Eu criei os monstros para me vingar das pessoas que brincam com a vida de forma tão displiscente e egoísta. Mas há outra Nei dentro de mim; uma Nei que tenta me impedir.

Sim… essa é a mulher a quem vocês chamam Nei. Sua suposta amiga é, na verdade, um monstro que despreza todas as pessoas!”

Nei contesta Neifirst, dizendo que sabe que é terrível ser um biomonstro, mas que não podia tolerar as ações de sua irmã, e por isso se separou dela. Começa um embate entre Nei e Neifirst. Seja qual for o andamento da batalha, Nei morre nos braços de Rolf.

“Não há mais esperança para mim. Rolf, não permita que as pessoas cometam o mesmo erro que cometeram quando me criaram. Espero que todos em Algol possam encontrar a felicidade em sua nova vida.”

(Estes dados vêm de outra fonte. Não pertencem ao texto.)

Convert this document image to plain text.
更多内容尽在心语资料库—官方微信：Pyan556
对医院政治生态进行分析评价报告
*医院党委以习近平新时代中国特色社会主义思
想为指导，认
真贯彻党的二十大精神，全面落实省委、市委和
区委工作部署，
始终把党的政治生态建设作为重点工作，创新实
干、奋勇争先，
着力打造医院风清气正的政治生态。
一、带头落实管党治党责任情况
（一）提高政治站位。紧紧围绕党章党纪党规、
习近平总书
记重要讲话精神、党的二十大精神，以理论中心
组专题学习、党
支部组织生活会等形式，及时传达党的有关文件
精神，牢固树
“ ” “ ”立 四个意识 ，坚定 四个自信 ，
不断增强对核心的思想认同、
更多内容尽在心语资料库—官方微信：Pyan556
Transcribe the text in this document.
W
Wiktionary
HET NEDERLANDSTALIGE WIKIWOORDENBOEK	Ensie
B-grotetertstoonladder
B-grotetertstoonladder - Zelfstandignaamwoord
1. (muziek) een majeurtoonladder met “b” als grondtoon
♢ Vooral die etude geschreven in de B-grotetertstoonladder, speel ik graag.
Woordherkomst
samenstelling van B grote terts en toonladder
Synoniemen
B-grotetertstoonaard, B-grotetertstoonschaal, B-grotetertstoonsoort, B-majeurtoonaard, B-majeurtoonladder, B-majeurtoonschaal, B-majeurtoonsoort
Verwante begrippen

Depois de dizer essas palavras, Nei morre. Rolf repousa o corpo sem vida delicadamente no chão.

“Nei! Vamos vingá-la!”

A morte de Nei foi um momento muito marcante para os RPGs, por uma série de razões. Primeiro, porque Nei não é uma mera coadjuvante. Ela é uma personagem forte, completa, e não um tapa-buraco que vai ser sacrificado. Toda a história de Phantasy Star II gira em torno dela de certa forma, e sua influência ainda pode ser sentida em Phantasy Star IV, que se passa mil anos depois (ou dois mil, dependendo de qual versão, americana ou japonesa, você joga). Ninguém esperava que ela morresse, muito menos no meio do jogo.

Segundo, o sacrifício de Nei é trágico em muitos sentidos. Não só ela morre provavelmente perfurada pelas lâminas afiadas das garras de sua gêmea como morre personificando o verdadeiro heroísmo. Mesmo sendo odiada por todos, Nei luta até o fim pela felicidade do povo de Algol, e suas últimas palavras são de carinho e ternura para com essas pessoas. Esse “sentimento Nei”, do sacrifício puro sem desejo pelo reconhecimento, focado exclusivamente na justiça, ecoa por todo o resto do jogo.

Os heróis são tidos pela opinião pública como criminosos responsáveis diretamente pela pane de Mother Brain, o megacomputador tirânico que controla todos os aspectos da vida em Motávia. Eles vão até o fim perseguidos como criminosos, e após o trágico desfecho do jogo, a impressão que se tem é que, mesmo sacrificando suas vidas para salvar o mundo, todos entraram para história como os grandes vilões que levaram o caos a Motávia. Esse é para mim um dos pontos centrais da saga Phantasy Star: seus heróis são heróis de verdade,

Perto do final do jogo, Noah (aquele mesmo, do primeiro Phantasy Star) entrega a Rolf uma espada muito especial:

“Dentro deste baú está a espada Nei. Você deve empunhá-la para que ela o resgate do lado negro.”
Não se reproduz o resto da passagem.